Lord Judge, in his last civil judgment before retiring in September as Lord Chief Justice, said the “law relating to assisting suicide cannot be changed by judicial decision”.
He said that “whatever the personal views of any individual judge on these delicate and sensitive subjects - and I suspect that the personal views of individual judges would be as contradictory as those held by any other group of people - the constitutional imperative is that, however subtle and impressive the arguments to the contrary may be, we cannot effect the changes or disapply the present statutory provisions, not because we are abdicating our responsibility, but precisely because we are fulfilling our proper constitutional role”.
Mr Lamb is immobile except for limited movement in his right hand and has been in significant pain since the 1990 tragedy.
Martin’s case was rejected at the High Court on the same day as Mr Nicklinson’s.
He suffered a massive stroke in August 2008.
He is unable to speak and virtually unable to move, describing his life as “undignified, distressing and intolerable” - and wants to be allowed a “dignified suicide”.
In Mr Lamb’s case he wants a doctor to help him die in a dignified way, preferably by a lethal injection, with his family around him in his own home.
He says he feels worn out and fed up of going through the motions of life rather than living it.
Mr Lamb was hoping to win the same declarations originally sought by Mr Nicklinson.
At the Court of Appeal hearing the judges said they were “acutely aware of the desperate situation” of those at the centre of the litigation, but emphasised that the case could not be decided on the basis of “personal sympathy”.
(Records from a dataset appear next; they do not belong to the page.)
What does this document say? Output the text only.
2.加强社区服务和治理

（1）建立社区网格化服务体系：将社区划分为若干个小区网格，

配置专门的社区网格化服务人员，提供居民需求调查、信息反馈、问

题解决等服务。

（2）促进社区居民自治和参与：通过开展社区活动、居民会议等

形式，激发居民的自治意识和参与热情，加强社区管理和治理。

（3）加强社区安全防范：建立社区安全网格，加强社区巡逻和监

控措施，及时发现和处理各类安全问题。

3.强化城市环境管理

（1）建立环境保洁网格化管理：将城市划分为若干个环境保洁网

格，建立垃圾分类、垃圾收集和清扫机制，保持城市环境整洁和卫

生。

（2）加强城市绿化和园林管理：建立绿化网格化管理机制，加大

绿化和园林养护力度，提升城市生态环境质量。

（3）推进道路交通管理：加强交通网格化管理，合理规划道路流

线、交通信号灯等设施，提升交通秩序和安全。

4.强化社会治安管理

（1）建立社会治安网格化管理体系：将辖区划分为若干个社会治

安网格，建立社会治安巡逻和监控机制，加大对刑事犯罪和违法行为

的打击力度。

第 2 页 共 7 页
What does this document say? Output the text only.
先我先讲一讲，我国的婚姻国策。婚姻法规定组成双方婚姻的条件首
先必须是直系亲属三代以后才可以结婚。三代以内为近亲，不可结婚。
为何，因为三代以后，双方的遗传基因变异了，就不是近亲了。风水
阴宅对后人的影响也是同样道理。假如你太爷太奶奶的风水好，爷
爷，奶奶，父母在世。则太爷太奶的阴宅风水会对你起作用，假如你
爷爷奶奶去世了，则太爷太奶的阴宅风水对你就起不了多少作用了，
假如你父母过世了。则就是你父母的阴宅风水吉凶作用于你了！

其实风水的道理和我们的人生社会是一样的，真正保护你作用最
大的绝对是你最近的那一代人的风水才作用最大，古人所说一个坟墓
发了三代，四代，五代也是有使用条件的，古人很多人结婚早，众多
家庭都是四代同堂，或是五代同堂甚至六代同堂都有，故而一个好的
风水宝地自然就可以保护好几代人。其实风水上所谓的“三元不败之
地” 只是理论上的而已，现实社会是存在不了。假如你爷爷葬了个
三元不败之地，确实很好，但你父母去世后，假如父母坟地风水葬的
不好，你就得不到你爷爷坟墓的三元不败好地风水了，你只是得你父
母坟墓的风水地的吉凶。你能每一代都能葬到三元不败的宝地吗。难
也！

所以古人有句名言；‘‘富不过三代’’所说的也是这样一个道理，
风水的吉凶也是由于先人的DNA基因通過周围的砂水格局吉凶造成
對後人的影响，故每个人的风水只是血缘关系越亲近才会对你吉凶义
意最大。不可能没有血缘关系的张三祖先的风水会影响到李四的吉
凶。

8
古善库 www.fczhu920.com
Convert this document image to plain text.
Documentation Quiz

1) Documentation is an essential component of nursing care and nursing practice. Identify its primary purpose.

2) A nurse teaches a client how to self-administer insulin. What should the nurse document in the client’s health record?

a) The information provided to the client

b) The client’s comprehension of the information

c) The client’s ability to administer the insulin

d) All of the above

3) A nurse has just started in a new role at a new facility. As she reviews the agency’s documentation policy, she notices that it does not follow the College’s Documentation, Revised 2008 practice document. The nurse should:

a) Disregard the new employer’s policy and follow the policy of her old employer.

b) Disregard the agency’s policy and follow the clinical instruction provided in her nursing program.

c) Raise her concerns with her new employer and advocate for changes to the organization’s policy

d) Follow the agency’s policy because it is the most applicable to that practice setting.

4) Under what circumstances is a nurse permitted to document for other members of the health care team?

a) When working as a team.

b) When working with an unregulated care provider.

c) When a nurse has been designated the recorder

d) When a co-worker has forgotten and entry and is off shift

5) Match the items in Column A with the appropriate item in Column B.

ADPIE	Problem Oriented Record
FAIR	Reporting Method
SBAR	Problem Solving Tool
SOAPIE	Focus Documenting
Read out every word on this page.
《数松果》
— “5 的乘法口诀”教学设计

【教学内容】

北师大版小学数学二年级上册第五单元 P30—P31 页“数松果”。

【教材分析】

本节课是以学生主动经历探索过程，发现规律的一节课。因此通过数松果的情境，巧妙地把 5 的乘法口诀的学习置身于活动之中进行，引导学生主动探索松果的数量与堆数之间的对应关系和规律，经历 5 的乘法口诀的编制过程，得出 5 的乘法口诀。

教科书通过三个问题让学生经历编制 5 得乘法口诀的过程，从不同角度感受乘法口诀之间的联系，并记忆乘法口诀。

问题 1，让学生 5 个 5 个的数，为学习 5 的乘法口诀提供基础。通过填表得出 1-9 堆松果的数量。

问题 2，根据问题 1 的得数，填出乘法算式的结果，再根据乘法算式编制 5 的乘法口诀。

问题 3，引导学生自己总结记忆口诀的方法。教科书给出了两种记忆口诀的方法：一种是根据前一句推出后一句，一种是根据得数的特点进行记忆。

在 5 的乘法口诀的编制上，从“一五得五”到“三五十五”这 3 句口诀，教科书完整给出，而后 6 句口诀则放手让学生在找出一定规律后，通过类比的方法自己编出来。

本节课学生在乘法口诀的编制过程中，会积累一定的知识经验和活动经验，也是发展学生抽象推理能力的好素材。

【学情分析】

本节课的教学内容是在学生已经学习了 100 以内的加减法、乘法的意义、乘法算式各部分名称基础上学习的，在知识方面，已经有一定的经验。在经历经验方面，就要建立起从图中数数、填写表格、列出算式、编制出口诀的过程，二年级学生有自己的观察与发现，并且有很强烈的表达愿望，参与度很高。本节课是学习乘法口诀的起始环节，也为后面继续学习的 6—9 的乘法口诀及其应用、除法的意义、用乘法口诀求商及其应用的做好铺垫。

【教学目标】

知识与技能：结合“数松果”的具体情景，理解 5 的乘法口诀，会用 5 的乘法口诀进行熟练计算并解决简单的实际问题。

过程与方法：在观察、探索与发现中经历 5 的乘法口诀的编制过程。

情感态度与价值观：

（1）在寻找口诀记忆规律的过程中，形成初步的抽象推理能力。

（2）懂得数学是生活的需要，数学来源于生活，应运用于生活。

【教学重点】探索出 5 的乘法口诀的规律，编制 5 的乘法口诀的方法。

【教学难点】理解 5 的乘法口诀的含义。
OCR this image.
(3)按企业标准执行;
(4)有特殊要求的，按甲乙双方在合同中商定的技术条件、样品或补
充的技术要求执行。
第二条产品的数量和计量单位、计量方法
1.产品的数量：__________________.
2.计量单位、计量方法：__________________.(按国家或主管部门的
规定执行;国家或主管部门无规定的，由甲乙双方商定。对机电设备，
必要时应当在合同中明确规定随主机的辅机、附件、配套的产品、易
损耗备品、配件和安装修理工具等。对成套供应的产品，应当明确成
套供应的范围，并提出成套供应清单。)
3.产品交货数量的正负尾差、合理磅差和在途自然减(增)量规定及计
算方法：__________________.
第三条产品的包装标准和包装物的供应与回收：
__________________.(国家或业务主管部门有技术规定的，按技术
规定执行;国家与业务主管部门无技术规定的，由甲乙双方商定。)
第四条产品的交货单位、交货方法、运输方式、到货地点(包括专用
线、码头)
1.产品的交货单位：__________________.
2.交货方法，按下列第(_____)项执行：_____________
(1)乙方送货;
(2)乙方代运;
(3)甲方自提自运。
Lord Judge stressed that it had to be decided on the “basis of principles of law” after the court had heard argument from all sides.
Paul Bowen QC, representing Mrs Nicklinson and Mr Lamb in their cases against the Ministry of Justice, told the appeal judges that the High Court had “rejected the claims because, in summary , it considered Parliament, not the courts, should be responsible for changing the law in this area”.
He said the High Court “did not decide the substantive issues at the heart of the claims” of whether the current law does “disproportionately interfere” with the appellants’ Article 8 rights, nor whether the defence of necessity is available to a doctor providing the assistance to die.